I started exploring radical feminism online about two years ago, and since then I've identified as a radfem, although I don't claim to be an expert on it. I was just mightily relieved to find women who were articulating problems I'd long had with mainstream liberal feminism and was blown away by the intellectual depth of their investigations into the roots of patriarchy. I agree with LRD that radical feminism is a coherent theory, whereas IMO other feminisms (such as liberal and Marxist) fail to properly account for the ancient and worldwide oppression of women by men.
1) What does radical feminism mean to you?
Radical comes from the Latin 'radix', meaning root, and radical feminist theory is an attempt to identify the root of women's oppression, while radical feminist practice attempts to dismantle the material and ideological institutions that support it. That means that no aspect of society or human relations is off limits to radical critique.

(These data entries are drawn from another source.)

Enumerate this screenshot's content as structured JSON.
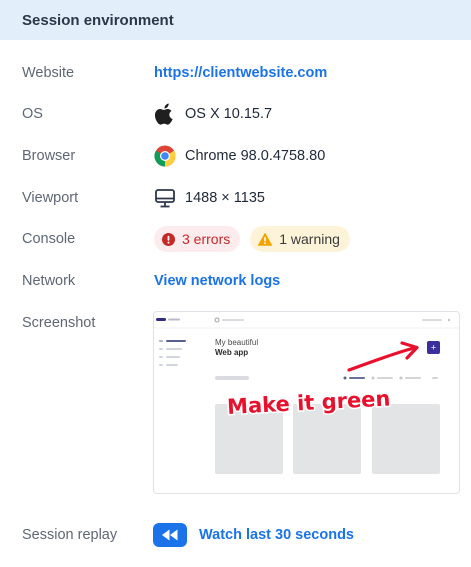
{
  "header": {
    "title": "Session environment"
  },
  "rows": {
    "website": {
      "label": "Website",
      "value": "https://clientwebsite.com"
    },
    "os": {
      "label": "OS",
      "value": "OS X 10.15.7",
      "icon": "apple-icon"
    },
    "browser": {
      "label": "Browser",
      "value": "Chrome 98.0.4758.80",
      "icon": "chrome-icon"
    },
    "viewport": {
      "label": "Viewport",
      "value": "1488 × 1135",
      "icon": "monitor-icon"
    },
    "console": {
      "label": "Console",
      "errors": "3 errors",
      "warning": "1 warning"
    },
    "network": {
      "label": "Network",
      "value": "View network logs"
    },
    "screenshot": {
      "label": "Screenshot",
      "preview_subtitle": "My beautiful",
      "preview_title": "Web app",
      "annotation": "Make it green"
    },
    "replay": {
      "label": "Session replay",
      "value": "Watch last 30 seconds",
      "icon": "rewind-icon"
    }
  },
  "colors": {
    "accent": "#1a73e8",
    "header_bg": "#e3eefb",
    "error_bg": "#fdeced",
    "error": "#c62828",
    "warning_bg": "#fdf3d8",
    "warning": "#f5a300",
    "annotation": "#e8112d",
    "preview_button": "#3b2f9e"
  }
}
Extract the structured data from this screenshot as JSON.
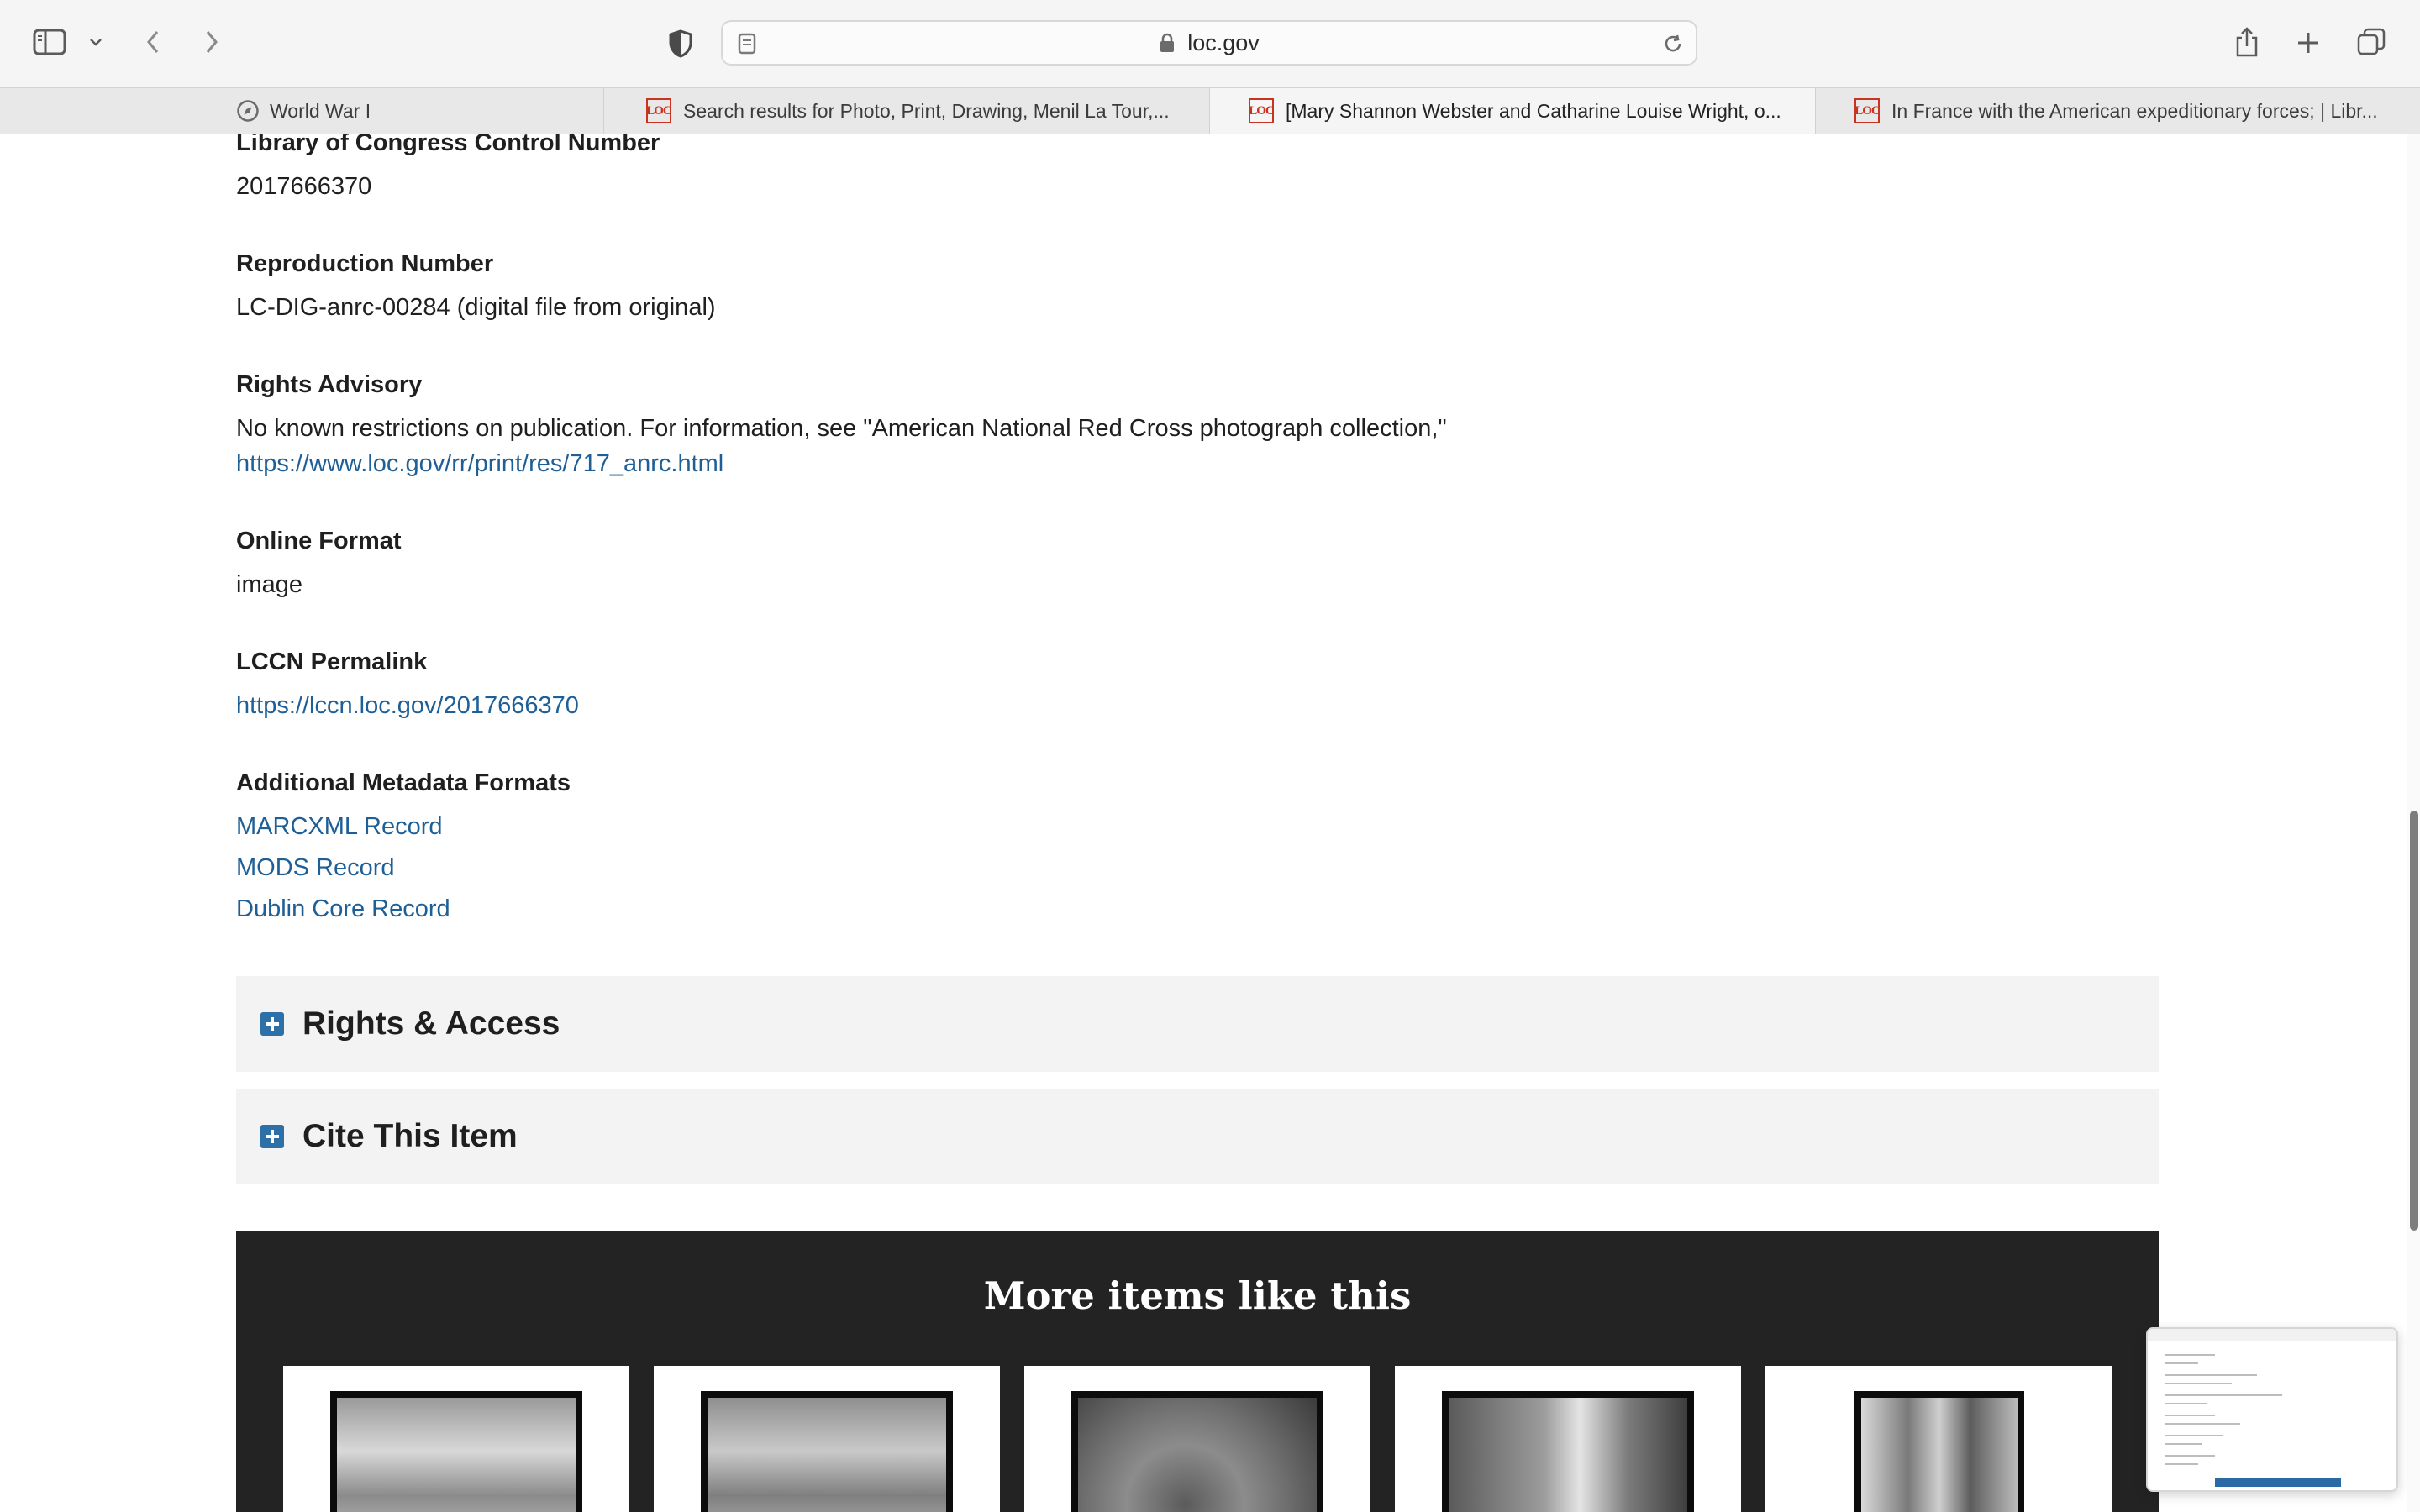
{
  "browser": {
    "url": "loc.gov",
    "tabs": [
      {
        "title": "World War I",
        "favicon": "compass-icon",
        "active": false
      },
      {
        "title": "Search results for Photo, Print, Drawing, Menil La Tour,...",
        "favicon": "loc-favicon",
        "active": false
      },
      {
        "title": "[Mary Shannon Webster and Catharine Louise Wright, o...",
        "favicon": "loc-favicon",
        "active": true
      },
      {
        "title": "In France with the American expeditionary forces; | Libr...",
        "favicon": "loc-favicon",
        "active": false
      }
    ],
    "favicon_text": "LOC"
  },
  "record": {
    "lccn_label": "Library of Congress Control Number",
    "lccn_value": "2017666370",
    "repro_label": "Reproduction Number",
    "repro_value": "LC-DIG-anrc-00284 (digital file from original)",
    "rights_label": "Rights Advisory",
    "rights_text": "No known restrictions on publication. For information, see \"American National Red Cross photograph collection,\"",
    "rights_link": "https://www.loc.gov/rr/print/res/717_anrc.html",
    "format_label": "Online Format",
    "format_value": "image",
    "permalink_label": "LCCN Permalink",
    "permalink_value": "https://lccn.loc.gov/2017666370",
    "metadata_label": "Additional Metadata Formats",
    "metadata_links": [
      "MARCXML Record",
      "MODS Record",
      "Dublin Core Record"
    ]
  },
  "accordions": [
    {
      "title": "Rights & Access"
    },
    {
      "title": "Cite This Item"
    }
  ],
  "more_items": {
    "title": "More items like this",
    "count": 5
  },
  "colors": {
    "link": "#1d5f96",
    "accordion_icon": "#2d6fa7",
    "more_bg": "#232323",
    "loc_red": "#c8341f"
  }
}
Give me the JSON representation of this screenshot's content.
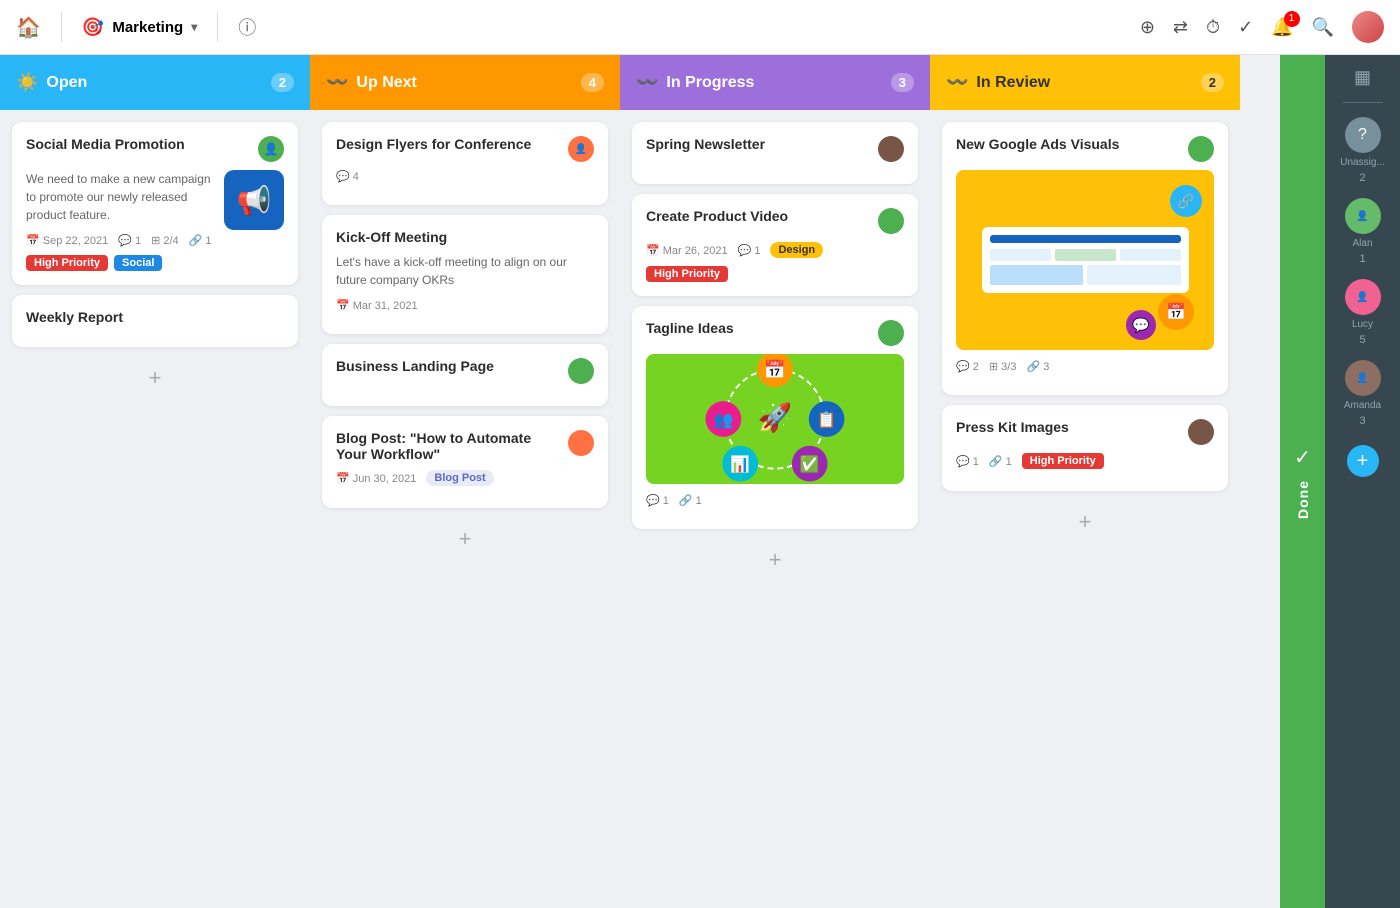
{
  "topnav": {
    "home_icon": "🏠",
    "brand_emoji": "🎯",
    "brand_name": "Marketing",
    "chevron": "▾",
    "info_icon": "ⓘ",
    "add_label": "+",
    "layout_icon": "⇌",
    "timer_icon": "⏱",
    "check_icon": "✓",
    "bell_icon": "🔔",
    "bell_badge": "1",
    "search_icon": "🔍"
  },
  "columns": {
    "open": {
      "label": "Open",
      "count": "2",
      "icon": "☀",
      "cards": [
        {
          "title": "Social Media Promotion",
          "desc": "We need to make a new campaign to promote our newly released product feature.",
          "avatar_color": "#4caf50",
          "date": "Sep 22, 2021",
          "comments": "1",
          "subtasks": "2/4",
          "attachments": "1",
          "tags": [
            "High Priority",
            "Social"
          ],
          "has_image": true
        },
        {
          "title": "Weekly Report",
          "desc": "",
          "avatar_color": null,
          "tags": []
        }
      ]
    },
    "upnext": {
      "label": "Up Next",
      "count": "4",
      "icon": "〜",
      "cards": [
        {
          "title": "Design Flyers for Conference",
          "comments": "4",
          "avatar_color": "#ff7043"
        },
        {
          "title": "Kick-Off Meeting",
          "desc": "Let's have a kick-off meeting to align on our future company OKRs",
          "date": "Mar 31, 2021",
          "avatar_color": null
        },
        {
          "title": "Business Landing Page",
          "avatar_color": "#4caf50"
        },
        {
          "title": "Blog Post: \"How to Automate Your Workflow\"",
          "date": "Jun 30, 2021",
          "tag": "Blog Post",
          "avatar_color": "#ff7043"
        }
      ]
    },
    "inprogress": {
      "label": "In Progress",
      "count": "3",
      "icon": "〜",
      "cards": [
        {
          "title": "Spring Newsletter",
          "avatar_color": "#795548"
        },
        {
          "title": "Create Product Video",
          "date": "Mar 26, 2021",
          "comments": "1",
          "tag_design": "Design",
          "tag_priority": "High Priority",
          "avatar_color": "#4caf50"
        },
        {
          "title": "Tagline Ideas",
          "comments": "1",
          "attachments": "1",
          "avatar_color": "#4caf50",
          "has_tagline_image": true
        }
      ]
    },
    "inreview": {
      "label": "In Review",
      "count": "2",
      "icon": "〜",
      "cards": [
        {
          "title": "New Google Ads Visuals",
          "comments": "2",
          "subtasks": "3/3",
          "attachments": "3",
          "avatar_color": "#4caf50",
          "has_ads_image": true
        },
        {
          "title": "Press Kit Images",
          "comments": "1",
          "attachments": "1",
          "tag_priority": "High Priority",
          "avatar_color": "#795548"
        }
      ]
    }
  },
  "done": {
    "label": "Done",
    "check_icon": "✓",
    "grid_icon": "▦"
  },
  "right_panel": {
    "unassigned_label": "Unassig...",
    "unassigned_count": "2",
    "alan_name": "Alan",
    "alan_count": "1",
    "lucy_name": "Lucy",
    "lucy_count": "5",
    "amanda_name": "Amanda",
    "amanda_count": "3",
    "add_icon": "+"
  }
}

Radical feminism, in my understanding, locates this root in the male colonisation of female sexuality and reproductive capacity. Because women can bear children and men cannot, men will always try to control us. In almost all known human societies, members of the female sex caste are treated differently from birth, forced into an inferior social role, exploited for their domestic labour, subjected to male violence and then blamed for it, and sexually objectified. This is all naturalised by a system called 'gender'.
2) What aspects of feminist theory would you attribute to radical feminism?
Radical feminists produced almost all of the theory of the second wave: the dissection of gender roles as unnatural and part of the structure of women's oppression; the exploitation of women's unpaid domestic and affective labour as a central pillar of capitalism; male eroticisation of women's subordination; rape as a tool of patriarchal control, not a product of sex mania; the exploitation and control of women's reproductive capacities as the material basis of the sex-caste system; the fact that this system actually predates and underlies later exploitative social strata like economic class.
As others have noted, the most important of these theories is the identification of male violence as the core strategy of political control of women as a class. As I understand it, liberal feminists of the time were actually embarrassed by the radfem focus on rape and violence - they preferred to concentrate on issues like equal pay and political representation, not realising that women's social and economic inferiority was intimately related to the eroticisation of violence against us, the impunity afforded to men who committed it, and the material effects of this.
All feminists now recognise male violence as a central issue, but liberal feminists IMO have watered down the analysis to obscure the understanding of it as a deliberate strategy of political control. They proceed as if it is all a mistake that men need to be educated out of. For instance, they believe that men rape because they haven't been sufficiently educated about consent. They don't say 'male violence against women', they say 'gender-based violence', which hides the agent. In so doing, they prevent women from getting to the root of the problem.
3) What makes someone a radical feminist?
A commitment to getting to the root of women's oppression, which means being prepared to follow your thoughts and the thoughts of other women to their conclusions, instead of stopping half way when those conclusions become uncomfortable. Most of all, radical feminism involves an unqualified commitment to putting the interests of women and girls first.
4) What makes radical feminism different from other strands of feminism?
Catherine MacKinnon has described radical feminism as feminism unmodified, and I agree with that. This means that if something works against women's interests, it should never be defended on any grounds, despite whatever male theory (liberalism, neoliberalism, cultural relativism, etc.) is deployed to justify it.
I put women and girls first, not because I'm indifferent to the injustices faced by boys and men, but because someone has to. I would like to reshape the world in the interests of the freedom and full humanity of women and girls, and this means that most social, economic and cultural institutions need to be radically re-imagined or abolished. This is deeply uncomfortable for many women, and outright resisted by men.